Some vector stores (e.g., FAISS, Chroma) allow saving to disk and reloading for future queries.

```python
vectorstore.save_local("faiss_index")
# Later...
vectorstore = FAISS.load_local("faiss_index", embeddings)
```

---

### When to Use Vector Stores

- Whenever you want to retrieve relevant chunks of text based on semantic similarity.
- For building RAG pipelines, document search, chatbots, FAQ bots, or knowledge bases.
- When working with large collections of text or documents.

### References

- [FAISS GitHub](https://github.com/facebookresearch/faiss)
- [Chroma Documentation](https://docs.trychroma.com/)
- [Pinecone Documentation](https://docs.pinecone.io/)

**Summary:**  
Vector stores in LangChain are the backbone for efficient, scalable, and accurate semantic search and retrieval workflows, powering advanced LLM applications by connecting queries to the most relevant information.

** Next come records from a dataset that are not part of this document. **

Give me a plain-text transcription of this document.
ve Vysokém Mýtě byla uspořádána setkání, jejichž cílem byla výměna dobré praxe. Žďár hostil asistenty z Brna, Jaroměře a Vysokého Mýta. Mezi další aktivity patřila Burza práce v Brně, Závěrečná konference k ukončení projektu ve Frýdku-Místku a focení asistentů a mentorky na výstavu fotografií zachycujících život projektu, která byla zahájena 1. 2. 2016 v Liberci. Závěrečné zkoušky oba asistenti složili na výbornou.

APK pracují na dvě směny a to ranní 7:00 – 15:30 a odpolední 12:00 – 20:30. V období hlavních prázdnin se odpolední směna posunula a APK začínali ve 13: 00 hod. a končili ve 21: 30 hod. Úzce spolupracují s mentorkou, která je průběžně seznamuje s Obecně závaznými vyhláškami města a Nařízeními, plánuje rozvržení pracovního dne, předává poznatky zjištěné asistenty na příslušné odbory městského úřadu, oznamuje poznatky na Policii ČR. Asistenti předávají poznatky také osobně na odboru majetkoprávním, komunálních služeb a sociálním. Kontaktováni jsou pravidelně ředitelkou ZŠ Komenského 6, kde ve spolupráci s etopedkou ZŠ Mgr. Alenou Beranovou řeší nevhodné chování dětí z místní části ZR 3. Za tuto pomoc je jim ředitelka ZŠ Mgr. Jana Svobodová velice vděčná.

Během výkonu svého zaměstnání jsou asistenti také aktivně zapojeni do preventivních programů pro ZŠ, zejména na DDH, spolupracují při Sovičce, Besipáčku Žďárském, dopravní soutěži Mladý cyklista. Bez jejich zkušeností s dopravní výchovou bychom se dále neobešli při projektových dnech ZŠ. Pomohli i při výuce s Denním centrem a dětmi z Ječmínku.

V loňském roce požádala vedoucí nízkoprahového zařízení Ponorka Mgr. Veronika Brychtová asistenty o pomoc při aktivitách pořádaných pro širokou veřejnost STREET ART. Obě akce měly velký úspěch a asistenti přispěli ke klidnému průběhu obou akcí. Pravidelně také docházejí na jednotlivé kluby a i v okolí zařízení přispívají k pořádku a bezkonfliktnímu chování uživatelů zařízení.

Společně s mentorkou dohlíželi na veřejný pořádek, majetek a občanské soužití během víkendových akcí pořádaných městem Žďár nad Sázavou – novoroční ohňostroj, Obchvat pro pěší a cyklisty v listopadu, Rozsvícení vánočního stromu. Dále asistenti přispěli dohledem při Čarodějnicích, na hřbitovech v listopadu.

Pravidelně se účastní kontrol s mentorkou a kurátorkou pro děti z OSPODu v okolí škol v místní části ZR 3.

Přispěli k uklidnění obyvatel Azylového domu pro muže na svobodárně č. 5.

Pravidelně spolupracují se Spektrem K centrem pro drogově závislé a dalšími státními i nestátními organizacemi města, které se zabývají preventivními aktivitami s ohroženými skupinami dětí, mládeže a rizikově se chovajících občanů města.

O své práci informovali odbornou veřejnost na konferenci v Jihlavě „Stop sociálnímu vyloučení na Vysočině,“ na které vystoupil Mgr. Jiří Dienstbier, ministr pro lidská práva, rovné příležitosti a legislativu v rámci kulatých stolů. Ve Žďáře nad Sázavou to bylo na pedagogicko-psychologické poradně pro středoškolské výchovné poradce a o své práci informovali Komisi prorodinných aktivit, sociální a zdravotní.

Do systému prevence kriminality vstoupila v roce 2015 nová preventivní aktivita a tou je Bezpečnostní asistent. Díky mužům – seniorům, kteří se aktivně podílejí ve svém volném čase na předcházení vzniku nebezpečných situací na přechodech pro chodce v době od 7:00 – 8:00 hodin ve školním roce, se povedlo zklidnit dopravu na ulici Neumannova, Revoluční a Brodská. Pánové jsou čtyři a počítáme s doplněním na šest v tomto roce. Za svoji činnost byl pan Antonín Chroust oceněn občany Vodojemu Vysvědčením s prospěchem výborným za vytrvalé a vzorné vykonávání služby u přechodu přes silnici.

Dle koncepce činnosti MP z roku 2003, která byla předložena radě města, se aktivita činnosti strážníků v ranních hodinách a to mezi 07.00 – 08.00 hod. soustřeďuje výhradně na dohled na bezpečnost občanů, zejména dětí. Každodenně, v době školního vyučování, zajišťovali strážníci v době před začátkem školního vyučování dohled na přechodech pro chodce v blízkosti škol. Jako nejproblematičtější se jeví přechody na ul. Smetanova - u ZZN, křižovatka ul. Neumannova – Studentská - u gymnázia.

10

# Vector Store Vs Vector Database

### Vector Store

- Typically refers to a lightweight library or service that focuses on storing vectors (embeddings) and performing similarity search.
- May not include many traditional database features like transactions, rich query languages, or role-based access control.
- Ideal for prototyping, smaller-scale applications.
- Examples: FAISS (where you store vectors and can query them by similarity, but you handle persistence and scaling separately).

### Vector Database

- A full-fledged database system designed to store and query vectors.
- Offers additional **"database-like"** features:
  - Distributed architecture for horizontal scaling.
  - Durability and persistence (replication, backup/restore).
  - Metadata handling (schemas, filters).
  - Potential for ACID or near-ACID guarantees.
  - Authentication/authorization and more advanced security.
- Geared for production environments with significant scaling, large datasets.
- Examples: Milvus, Qdrant, Weaviate.

A vector database is effectively a vector store with extra database features (e.g., clustering, scaling, security, metadata filtering, and durability).

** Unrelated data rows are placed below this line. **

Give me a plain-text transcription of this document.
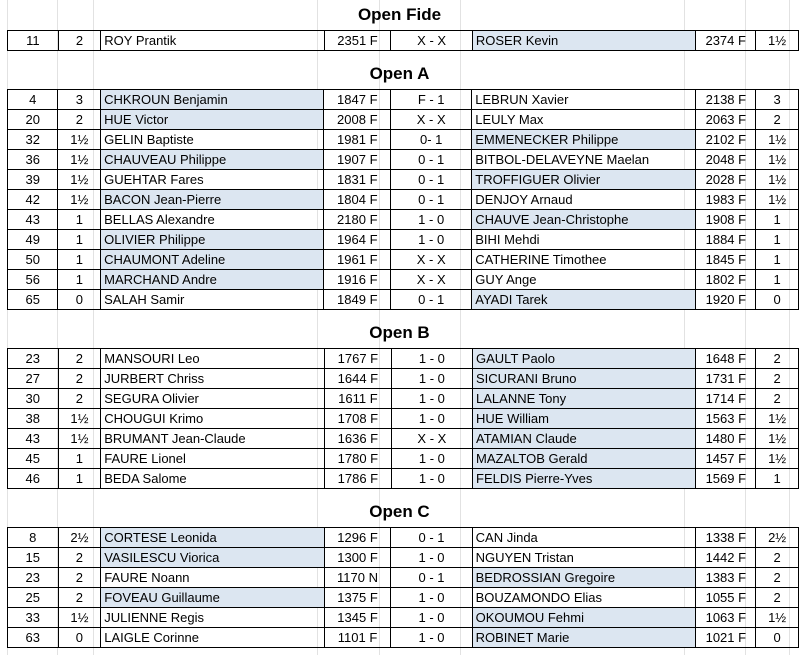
Open Fide
11	2	ROY Prantik	2351 F	X - X	ROSER Kevin	2374 F	1½
Open A
4	3	CHKROUN Benjamin	1847 F	F - 1	LEBRUN Xavier	2138 F	3
20	2	HUE Victor	2008 F	X - X	LEULY Max	2063 F	2
32	1½	GELIN Baptiste	1981 F	0- 1	EMMENECKER Philippe	2102 F	1½
36	1½	CHAUVEAU Philippe	1907 F	0 - 1	BITBOL-DELAVEYNE Maelan	2048 F	1½
39	1½	GUEHTAR Fares	1831 F	0 - 1	TROFFIGUER Olivier	2028 F	1½
42	1½	BACON Jean-Pierre	1804 F	0 - 1	DENJOY Arnaud	1983 F	1½
43	1	BELLAS Alexandre	2180 F	1 - 0	CHAUVE Jean-Christophe	1908 F	1
49	1	OLIVIER Philippe	1964 F	1 - 0	BIHI Mehdi	1884 F	1
50	1	CHAUMONT Adeline	1961 F	X - X	CATHERINE Timothee	1845 F	1
56	1	MARCHAND Andre	1916 F	X - X	GUY Ange	1802 F	1
65	0	SALAH Samir	1849 F	0 - 1	AYADI Tarek	1920 F	0
Open B
23	2	MANSOURI Leo	1767 F	1 - 0	GAULT Paolo	1648 F	2
27	2	JURBERT Chriss	1644 F	1 - 0	SICURANI Bruno	1731 F	2
30	2	SEGURA Olivier	1611 F	1 - 0	LALANNE Tony	1714 F	2
38	1½	CHOUGUI Krimo	1708 F	1 - 0	HUE William	1563 F	1½
43	1½	BRUMANT Jean-Claude	1636 F	X - X	ATAMIAN Claude	1480 F	1½
45	1	FAURE Lionel	1780 F	1 - 0	MAZALTOB Gerald	1457 F	1½
46	1	BEDA Salome	1786 F	1 - 0	FELDIS Pierre-Yves	1569 F	1
Open C
8	2½	CORTESE Leonida	1296 F	0 - 1	CAN Jinda	1338 F	2½
15	2	VASILESCU Viorica	1300 F	1 - 0	NGUYEN Tristan	1442 F	2
23	2	FAURE Noann	1170 N	0 - 1	BEDROSSIAN Gregoire	1383 F	2
25	2	FOVEAU Guillaume	1375 F	1 - 0	BOUZAMONDO Elias	1055 F	2
33	1½	JULIENNE Regis	1345 F	1 - 0	OKOUMOU Fehmi	1063 F	1½
63	0	LAIGLE Corinne	1101 F	1 - 0	ROBINET Marie	1021 F	0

# Vector Stores in LangChain


- **Supported Stores:** LangChain integrates with multiple vector stores (FAISS, Pinecone, Chroma, Qdrant, Weaviate, etc.), giving you flexibility in scale, features, and deployment.
- **Common Interface:** A uniform Vector Store API lets you swap out one backend (e.g., FAISS) for another (e.g., Pinecone) with minimal code changes.
- **Metadata Handling:** Most vector stores in LangChain allow you to attach metadata (e.g., timestamps, authors) to each document, enabling filter-based retrieval.

#### Example methods
- `from_documents(...)` or `from_texts(...)`
- `add_documents(...)` or `add_texts(...)`
- `similarity_search(query, k=...)`

#### Metadata-Based Filtering

## Chroma Vector Store

Chroma is a lightweight, open-source vector database that is especially friendly for local development and small- to medium-scale production needs.

#### Chroma Tenancy and DB Hierarchy

- At the top is the **Tenant**.
- Each tenant has multiple **Databases**.
- Each database contains multiple **Collections**.
- Each collection contains multiple **Docs**.